Allongé sur sa natte, l’Immortel s’abandonne à une rêverie. En cette chaude matinée de novembre, le voilà qui allume un feu et tire à grosses bouffées sur sa pipe. « Alors que le monde s’effondre, les rêves sont comme des parachutes colorés… », philosophe Ailton Krenak, 71 ans, le regard fixé au plafond de sa case en palmier. Après un silence, il se met à chantonner à voix basse, maracas à la main. Qui croirait que ce même homme, qui reçoit torse nu et bandana au front, a revêtu au mois d’avril l’habit vert brodé d’or de l’Académie brésilienne des lettres ? Il est le premier indigène à siéger au sein de cette illustre institution.
Après une vie entière consacrée à la défense des droits des autochtones aux côtés du cacique kayapó Raoni Metuktire ou du chaman yanomami Davi Kopenawa, cette légende vivante de la lutte pour les peuples indigènes s’est muée en auteur à grand succès. Ses trois livres les plus célèbres (Idées pour retarder la fin du monde, La vie n’est pas utile et Futur ancestral), publiés entre 2019 et 2022 par l’éditeur Companhia das Letras, ont été traduits dans une quinzaine de langues – dont le français, chez Dehors. Rien qu’au Brésil, ces ouvrages se seraient vendus au total à plus de 500 000 exemplaires. Un succès de librairie sans précédent dans le pays.

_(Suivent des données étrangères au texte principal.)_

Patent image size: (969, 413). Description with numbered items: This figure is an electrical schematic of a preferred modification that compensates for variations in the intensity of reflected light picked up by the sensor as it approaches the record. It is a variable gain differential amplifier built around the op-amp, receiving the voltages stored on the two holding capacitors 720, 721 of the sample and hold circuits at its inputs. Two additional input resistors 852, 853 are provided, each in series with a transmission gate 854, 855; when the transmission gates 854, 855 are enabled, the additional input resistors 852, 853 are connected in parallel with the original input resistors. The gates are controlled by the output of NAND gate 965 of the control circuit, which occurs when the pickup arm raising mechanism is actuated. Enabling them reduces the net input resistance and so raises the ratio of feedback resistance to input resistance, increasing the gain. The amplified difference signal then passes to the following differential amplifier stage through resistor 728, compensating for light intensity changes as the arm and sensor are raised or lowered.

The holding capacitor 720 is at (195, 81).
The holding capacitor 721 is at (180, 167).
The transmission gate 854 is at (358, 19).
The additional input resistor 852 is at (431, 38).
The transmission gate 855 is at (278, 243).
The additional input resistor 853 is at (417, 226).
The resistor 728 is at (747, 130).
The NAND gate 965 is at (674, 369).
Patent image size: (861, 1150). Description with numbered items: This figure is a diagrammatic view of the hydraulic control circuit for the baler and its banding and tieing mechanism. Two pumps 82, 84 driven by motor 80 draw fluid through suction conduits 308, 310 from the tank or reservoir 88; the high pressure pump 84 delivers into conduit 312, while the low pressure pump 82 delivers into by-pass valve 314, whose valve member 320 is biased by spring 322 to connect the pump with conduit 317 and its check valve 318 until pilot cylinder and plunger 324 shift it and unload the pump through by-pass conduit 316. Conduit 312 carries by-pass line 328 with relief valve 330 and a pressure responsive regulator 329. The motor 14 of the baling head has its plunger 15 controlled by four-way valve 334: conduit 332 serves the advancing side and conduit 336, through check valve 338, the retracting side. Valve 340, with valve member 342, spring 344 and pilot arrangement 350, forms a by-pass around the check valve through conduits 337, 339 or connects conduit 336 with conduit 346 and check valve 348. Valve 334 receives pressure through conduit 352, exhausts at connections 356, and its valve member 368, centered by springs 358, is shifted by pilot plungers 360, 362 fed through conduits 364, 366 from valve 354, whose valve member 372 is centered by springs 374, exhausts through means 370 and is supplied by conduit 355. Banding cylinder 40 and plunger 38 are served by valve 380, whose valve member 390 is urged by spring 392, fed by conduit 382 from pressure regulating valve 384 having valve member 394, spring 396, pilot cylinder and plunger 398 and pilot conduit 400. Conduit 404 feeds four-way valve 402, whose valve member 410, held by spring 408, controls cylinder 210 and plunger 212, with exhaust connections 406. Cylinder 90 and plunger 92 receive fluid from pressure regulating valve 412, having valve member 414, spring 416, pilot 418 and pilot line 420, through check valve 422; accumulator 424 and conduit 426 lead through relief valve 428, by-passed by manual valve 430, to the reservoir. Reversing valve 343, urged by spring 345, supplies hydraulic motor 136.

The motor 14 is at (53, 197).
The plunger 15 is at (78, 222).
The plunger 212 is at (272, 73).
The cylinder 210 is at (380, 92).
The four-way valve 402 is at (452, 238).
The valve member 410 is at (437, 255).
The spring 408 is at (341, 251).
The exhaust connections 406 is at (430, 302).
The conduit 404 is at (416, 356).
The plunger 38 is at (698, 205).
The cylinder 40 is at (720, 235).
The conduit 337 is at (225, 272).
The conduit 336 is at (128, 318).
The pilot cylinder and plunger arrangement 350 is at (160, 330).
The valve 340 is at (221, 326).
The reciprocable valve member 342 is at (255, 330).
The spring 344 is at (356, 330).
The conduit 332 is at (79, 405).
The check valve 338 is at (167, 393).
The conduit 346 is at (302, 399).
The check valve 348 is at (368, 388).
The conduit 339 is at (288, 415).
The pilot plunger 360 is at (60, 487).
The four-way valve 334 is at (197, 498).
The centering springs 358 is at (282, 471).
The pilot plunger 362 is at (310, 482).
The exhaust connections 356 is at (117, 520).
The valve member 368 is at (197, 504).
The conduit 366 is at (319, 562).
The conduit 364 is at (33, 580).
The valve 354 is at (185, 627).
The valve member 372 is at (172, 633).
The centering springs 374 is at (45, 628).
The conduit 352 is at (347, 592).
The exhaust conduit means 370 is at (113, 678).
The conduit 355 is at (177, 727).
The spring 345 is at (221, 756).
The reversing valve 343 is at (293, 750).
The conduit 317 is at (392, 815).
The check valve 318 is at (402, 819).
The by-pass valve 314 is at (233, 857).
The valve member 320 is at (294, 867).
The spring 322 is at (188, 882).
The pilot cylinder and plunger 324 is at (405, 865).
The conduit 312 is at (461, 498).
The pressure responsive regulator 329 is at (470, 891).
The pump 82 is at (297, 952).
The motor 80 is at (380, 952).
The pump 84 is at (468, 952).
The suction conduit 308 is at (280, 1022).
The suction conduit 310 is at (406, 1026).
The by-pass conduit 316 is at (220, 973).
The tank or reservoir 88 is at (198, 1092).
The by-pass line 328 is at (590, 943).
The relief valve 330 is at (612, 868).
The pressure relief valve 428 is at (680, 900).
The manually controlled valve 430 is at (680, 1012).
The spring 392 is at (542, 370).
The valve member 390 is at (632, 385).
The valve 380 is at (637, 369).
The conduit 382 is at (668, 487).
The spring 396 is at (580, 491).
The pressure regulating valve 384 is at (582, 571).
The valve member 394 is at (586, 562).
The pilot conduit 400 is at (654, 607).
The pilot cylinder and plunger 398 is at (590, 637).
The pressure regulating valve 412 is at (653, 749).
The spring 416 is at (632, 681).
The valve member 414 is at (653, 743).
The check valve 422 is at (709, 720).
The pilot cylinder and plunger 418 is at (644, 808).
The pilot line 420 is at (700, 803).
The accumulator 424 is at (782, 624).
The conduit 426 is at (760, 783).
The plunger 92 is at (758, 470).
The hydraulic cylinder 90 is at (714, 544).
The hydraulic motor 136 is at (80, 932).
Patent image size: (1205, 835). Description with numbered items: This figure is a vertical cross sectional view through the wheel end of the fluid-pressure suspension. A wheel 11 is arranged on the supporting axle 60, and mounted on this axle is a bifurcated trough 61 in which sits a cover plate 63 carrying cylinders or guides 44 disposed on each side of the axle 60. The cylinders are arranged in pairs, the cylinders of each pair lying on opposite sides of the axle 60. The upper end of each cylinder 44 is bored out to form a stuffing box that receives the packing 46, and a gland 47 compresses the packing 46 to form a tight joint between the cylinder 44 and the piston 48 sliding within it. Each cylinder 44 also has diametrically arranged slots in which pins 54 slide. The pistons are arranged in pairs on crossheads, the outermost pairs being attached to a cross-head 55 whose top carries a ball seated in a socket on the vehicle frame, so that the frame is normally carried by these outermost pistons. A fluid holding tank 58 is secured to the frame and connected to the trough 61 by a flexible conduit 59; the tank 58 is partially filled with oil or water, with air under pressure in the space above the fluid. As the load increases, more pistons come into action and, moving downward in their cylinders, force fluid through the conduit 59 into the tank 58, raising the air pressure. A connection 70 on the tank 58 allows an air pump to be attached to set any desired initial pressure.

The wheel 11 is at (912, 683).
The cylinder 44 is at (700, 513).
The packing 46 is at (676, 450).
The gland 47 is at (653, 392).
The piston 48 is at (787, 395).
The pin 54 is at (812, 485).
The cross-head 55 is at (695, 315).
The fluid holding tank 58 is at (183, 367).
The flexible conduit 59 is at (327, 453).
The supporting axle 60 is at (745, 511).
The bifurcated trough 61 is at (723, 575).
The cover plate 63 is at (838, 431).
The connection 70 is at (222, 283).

L’académicien, qui comme presque tous les indigènes du Brésil porte le nom de son peuple, est à mille lieues de tout formalisme. Il accueille ses invités avec chaleur dans sa kiêm, une maison cérémonielle, qu’il a lui-même construite dans son petit village du Minas Gerais, dans le sud-est du Brésil, tout près de la ville de Resplendor. À 150 kilomètres des côtes coule le Rio Doce, « fleuve doux », en portugais, ou watu (« rivière »), dans la langue macro-jê des Krenak. Tout autour, les montagnes couleur jade abritent une languide mata atlantica, « forêt tropicale », qui s’étendait autrefois sur tout le littoral brésilien. Ravagée par les colons, elle ne survit plus que dans de petites poches clairsemées.